Getting along, and agreeing to disagree are manageable if you know how.
In some ways it’s like the fair fighting rules for married people or couples. There are things you can do and things you should never do. The most destructive things we do when we are in a conflict with siblings can’t be undone. Emotionally loaded subjects can bring out the worst in families. If you are aware of fighting fair, you have a better chance of still being on speaking terms with siblings after your parents pass on.
Some of the worst mistakes are the same for any fight: they are verbally violent and cause harm that may last long after the fight ends. The basics of fair fighting are the equivalent of not “hitting below the belt”. They include setting up a few ground rules.
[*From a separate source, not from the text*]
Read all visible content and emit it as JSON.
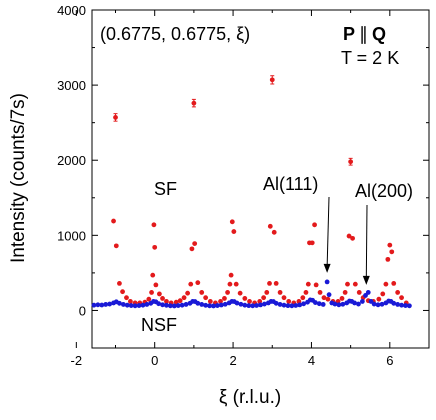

We use them at AgingParents.com when we have to work with sibling warfare in a family meeting by phone or in person, sitting at a table.
The subject of parents in declining health brings up a lot of feelings, good or not, about the parent and each person’s relationship with the parent. It also brings up a lot about the siblings relationships with each other, sometimes things never discussed before. Things can get explosive.
Here are ground rules we always ask people to follow to keep it civil, though some can’t seem to restrain themselves from doing otherwise. These rules do help everyone actually communicate while struggling with a load of emotions rising to the surface about Mom or Dad.
1. No name calling, no swearing and cursing, and no shouting at each other. These are all forms of verbal violence and they can cause hurt you may not mean to cause. Restrain yourself and see if everyone can agree to do the same.
2. Define among you what you’re going to talk about ahead of the conversation and stick to it. It will reduce the magnitude of the disagreement and keep the door closed, for now, on other volatile subjects. Make a list or agenda if you need to. It can help.
3. Agree to avoid bringing up the past, especially about decades old hurts. If you focus on what Mom or Dad needs, things will go a lot better. Stick to the problem with your parent that caused this conversation in the first place.
4. Don’t start sentences with “You”. Statements like “You can’t be bothered!” or “You don’t care about anyone else” don’t get anyone anywhere in a fight. They tend to make the other sibling defensive and it gets worse from there.
5. No interrupting. You need to listen to the sibling who is talking. It helps to have a leader in the conversation to keep this rule in force. If there isn’t one, you can remind others that we agreed to not interrupt each other.
6. Don’t clam up, no matter how angry you get in a fight with a sibling,. Be honest about your feelings and keep your message about what you want to do clear. Take a breath or take a break, but come back and be straight about what is bothering you.
7. Ask your sibling what he or she needs. It sounds simple, but this rarely happens. You can find out a lot about how to resolve your disagreements if you ask more questions of those who are involved in the fight with you. If a sibling is angry with you because there is something he or she is not getting, perhaps they’ll admit it and you can do something about it.
8. Avoid absolute statements like “you never contribute a dime” or “I always know you’ll disappear when there’s work to do”. If you try another tack such as “I’m feeling overwhelmed by the work of taking care of Dad and I would like you to come next month and give me a break” is going to work a lot better than the “always’, “never” extreme statements.
No matter how your relationships have been with siblings in the past, we can all do better when an aging parent conflict comes up. The rules of fair fighting work. Try discussing them, passing them around or testing the waters with siblings by bringing up the idea before any meeting at which you anticipate an argument. It might be a big relief to you when things go better than ever.